Não é à toa que são universos próximos. O veado procura o machão que o tripudia. Não importa quem come quem, ou quem dá para quem, o sexo tão falado por ambos serve para entorpecer. Nós crescemos acreditando que o coração é nossa parte fraca ou, ainda, que as razões do coração podem nos levar à loucura ou à humilhação. Meu avô dizia que um homem que segue seu coração viverá eternamente em uma prisão sem saída. Por outro lado, não podemos passar uma borracha em nosso desejo de sermos carinhosos e atenciosos com homens ou mulheres sem a mediação sexual. O prazer sexual vem nos protegendo há décadas da angústia que nossos sentimentos geram, por conseqüência nos tornamos péssimos amantes ou, melhor dizendo, palhaços performáticos.
Sentir significa ser atravessado pelo que vemos e que toca nossos corações sem que haja a priori uma mediação da razão. Nós não fomos treinados para isto. Meu pai me dizia que o sentimento é o que nos animaliza e que devemos desprezá-lo, encontrando formas de nos livrar dele. Ele dizia que, se eu tivesse alguma dúvida quanto a isto, deveria olhar para os apaixonados. Eles são exagerados, dizia ele, o sentimento serve exclusivamente para isso: para nos levar ao exagero e ao ridículo. Apesar de achar que a paixão é uma coisa incômoda e saber que passa, eu não posso deixar de pensar nos motivos pelos quais as paixões da infância não desaparecem.

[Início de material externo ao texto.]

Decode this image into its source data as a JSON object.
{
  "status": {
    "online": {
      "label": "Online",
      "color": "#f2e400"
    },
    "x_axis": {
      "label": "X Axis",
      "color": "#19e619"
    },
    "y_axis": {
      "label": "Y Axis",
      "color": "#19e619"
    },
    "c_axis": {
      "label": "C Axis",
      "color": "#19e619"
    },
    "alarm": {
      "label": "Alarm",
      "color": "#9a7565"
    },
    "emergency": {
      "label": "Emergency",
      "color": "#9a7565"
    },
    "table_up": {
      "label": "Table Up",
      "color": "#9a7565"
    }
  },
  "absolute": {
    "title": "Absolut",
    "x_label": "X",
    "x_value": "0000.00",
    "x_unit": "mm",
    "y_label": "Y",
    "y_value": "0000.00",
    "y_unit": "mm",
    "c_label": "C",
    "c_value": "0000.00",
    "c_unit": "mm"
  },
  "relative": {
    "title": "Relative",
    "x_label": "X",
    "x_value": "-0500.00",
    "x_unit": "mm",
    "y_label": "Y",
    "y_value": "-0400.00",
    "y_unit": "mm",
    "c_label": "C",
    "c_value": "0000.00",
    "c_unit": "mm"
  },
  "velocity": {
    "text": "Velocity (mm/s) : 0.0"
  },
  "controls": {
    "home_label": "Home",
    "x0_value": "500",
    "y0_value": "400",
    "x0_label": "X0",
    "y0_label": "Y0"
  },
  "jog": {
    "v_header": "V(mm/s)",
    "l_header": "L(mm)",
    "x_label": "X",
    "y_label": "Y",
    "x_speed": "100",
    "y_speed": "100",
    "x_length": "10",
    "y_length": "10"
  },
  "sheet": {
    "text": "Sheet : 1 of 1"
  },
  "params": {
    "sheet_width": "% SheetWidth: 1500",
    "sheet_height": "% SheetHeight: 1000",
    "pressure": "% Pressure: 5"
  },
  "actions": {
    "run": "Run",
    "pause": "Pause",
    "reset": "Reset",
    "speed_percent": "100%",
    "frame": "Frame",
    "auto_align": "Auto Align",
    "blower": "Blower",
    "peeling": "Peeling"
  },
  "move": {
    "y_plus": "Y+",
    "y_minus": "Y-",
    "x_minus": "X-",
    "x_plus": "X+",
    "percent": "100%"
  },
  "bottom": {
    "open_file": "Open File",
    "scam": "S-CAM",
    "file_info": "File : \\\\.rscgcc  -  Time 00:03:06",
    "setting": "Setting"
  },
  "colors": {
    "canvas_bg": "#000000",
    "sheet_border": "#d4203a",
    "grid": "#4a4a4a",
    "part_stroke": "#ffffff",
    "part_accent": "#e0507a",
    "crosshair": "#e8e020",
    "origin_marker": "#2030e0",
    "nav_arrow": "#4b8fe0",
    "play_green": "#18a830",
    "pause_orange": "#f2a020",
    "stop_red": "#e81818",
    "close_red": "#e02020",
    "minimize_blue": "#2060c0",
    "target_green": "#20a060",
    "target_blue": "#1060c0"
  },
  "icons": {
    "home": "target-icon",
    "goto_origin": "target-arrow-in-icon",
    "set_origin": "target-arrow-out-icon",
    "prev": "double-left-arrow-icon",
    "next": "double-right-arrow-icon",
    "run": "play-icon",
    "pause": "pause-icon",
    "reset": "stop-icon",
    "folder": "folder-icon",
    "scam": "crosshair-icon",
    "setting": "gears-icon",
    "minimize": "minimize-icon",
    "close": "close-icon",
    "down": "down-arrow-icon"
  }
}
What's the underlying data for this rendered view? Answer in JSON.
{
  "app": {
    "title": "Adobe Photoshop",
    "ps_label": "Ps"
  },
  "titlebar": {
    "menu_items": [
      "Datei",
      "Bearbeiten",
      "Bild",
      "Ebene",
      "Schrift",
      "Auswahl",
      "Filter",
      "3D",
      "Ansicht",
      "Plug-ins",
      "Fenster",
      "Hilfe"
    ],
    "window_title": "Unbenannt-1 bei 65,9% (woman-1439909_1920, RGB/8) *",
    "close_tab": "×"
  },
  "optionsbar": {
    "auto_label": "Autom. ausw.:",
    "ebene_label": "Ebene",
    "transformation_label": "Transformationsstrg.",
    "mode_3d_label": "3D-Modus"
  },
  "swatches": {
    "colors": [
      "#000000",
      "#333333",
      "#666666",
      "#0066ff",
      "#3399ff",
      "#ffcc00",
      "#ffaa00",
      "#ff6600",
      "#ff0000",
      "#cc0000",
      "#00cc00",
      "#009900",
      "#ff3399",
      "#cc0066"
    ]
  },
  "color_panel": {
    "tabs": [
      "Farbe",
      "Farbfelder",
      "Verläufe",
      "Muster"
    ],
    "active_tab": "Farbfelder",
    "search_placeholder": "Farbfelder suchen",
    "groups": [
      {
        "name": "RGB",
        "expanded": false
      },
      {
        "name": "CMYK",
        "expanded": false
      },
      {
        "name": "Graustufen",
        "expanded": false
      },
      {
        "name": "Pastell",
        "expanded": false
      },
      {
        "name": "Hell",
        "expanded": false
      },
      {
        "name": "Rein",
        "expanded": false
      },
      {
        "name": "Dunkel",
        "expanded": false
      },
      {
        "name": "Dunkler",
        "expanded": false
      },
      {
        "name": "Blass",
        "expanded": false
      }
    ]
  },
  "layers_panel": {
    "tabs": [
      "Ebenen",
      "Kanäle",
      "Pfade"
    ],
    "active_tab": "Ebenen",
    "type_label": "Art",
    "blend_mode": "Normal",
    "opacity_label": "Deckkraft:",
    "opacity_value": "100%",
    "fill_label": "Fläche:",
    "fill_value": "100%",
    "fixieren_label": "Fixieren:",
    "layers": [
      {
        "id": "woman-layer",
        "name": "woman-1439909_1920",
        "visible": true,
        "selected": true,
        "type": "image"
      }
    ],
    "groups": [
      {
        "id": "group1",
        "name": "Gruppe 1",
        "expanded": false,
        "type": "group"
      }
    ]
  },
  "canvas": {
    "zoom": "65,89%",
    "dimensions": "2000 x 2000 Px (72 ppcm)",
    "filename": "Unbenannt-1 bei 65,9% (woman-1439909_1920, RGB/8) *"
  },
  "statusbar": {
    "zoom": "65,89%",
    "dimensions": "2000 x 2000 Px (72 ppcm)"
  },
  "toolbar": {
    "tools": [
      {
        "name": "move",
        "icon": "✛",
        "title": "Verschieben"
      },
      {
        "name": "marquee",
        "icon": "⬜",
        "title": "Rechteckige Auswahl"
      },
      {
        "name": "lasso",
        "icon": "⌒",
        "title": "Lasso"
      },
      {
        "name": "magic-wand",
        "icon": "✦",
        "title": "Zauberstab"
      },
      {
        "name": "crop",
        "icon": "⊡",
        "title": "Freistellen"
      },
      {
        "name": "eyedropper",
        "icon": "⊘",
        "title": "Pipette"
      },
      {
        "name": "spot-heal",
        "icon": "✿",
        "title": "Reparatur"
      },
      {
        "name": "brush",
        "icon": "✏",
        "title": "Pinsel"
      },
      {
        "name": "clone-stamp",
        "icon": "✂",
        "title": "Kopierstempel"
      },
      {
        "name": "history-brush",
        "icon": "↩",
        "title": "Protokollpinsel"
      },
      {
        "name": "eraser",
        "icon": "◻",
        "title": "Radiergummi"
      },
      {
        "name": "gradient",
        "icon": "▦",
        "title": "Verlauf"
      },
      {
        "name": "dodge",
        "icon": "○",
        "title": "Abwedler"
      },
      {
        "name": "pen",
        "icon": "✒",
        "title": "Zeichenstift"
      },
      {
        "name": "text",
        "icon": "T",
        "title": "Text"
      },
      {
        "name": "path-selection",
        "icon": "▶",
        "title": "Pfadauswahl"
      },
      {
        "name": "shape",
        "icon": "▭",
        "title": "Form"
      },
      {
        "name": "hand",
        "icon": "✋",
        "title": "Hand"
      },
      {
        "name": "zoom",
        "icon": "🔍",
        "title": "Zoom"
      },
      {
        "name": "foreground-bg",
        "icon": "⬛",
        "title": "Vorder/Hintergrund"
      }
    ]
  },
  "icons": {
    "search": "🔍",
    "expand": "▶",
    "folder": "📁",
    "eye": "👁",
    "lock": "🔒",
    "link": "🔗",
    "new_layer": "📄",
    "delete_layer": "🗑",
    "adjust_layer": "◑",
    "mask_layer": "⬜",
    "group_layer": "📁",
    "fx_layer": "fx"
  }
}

O que assusta na homossexualidade é que ela nos lembra das violências pelas quais passamos e que tivemos de engolir, das humilhações que vivemos e que não conseguimos esquecer, de tantas mentiras que contamos sobre quem somos - é para isto que nos serve a bicha salvadora. Ela nos serve para negar tudo isto na medida em que polariza com a representação de um macho super-qualquer-coisa. Imaginamos que o sexo nos livraria deste fardo, por esta razão devemos fazer sexo o mais cedo possível para escaparmos do sentimento de impotência diante da vida. Padecemos por medo de falhar, de perder a ereção ou de gozar antes do tempo. Pensamos que o sexo nos daria garantia de que somos homens, mas ele não é reparador ou curativo. O sexo é visceral e sensório, é o único momento em que vencemos a morte. Ele está além do amor ou do ódio, ele é o sagrado em nós. Nós ainda não aprendemos a possuí-lo com o cuidado que merece fora da pornografia dos bacanais.
Leia as colunas anteriores de Sócrates Nolasco:
Perto dos cinquenta
Viag(a)ra Falls
Mulheres de papelão
Quem é o colunista: Sou aquele que deixa o que encontrou melhor do que estava antes.
O que faz: Psicanalista, Escritor e Professor da Universidade Federal do Rio de Janeiro.
Pecado gastronômico: Ostras com Cristal do Roederer.
Melhor lugar do Mundo: Yosemite National Park e San Francisco.
O que está ouvindo no carro, iPod, mp3:Yoshida Brothers.
Fale com ele: [email protected]
Atualizado em 6 Set 2011.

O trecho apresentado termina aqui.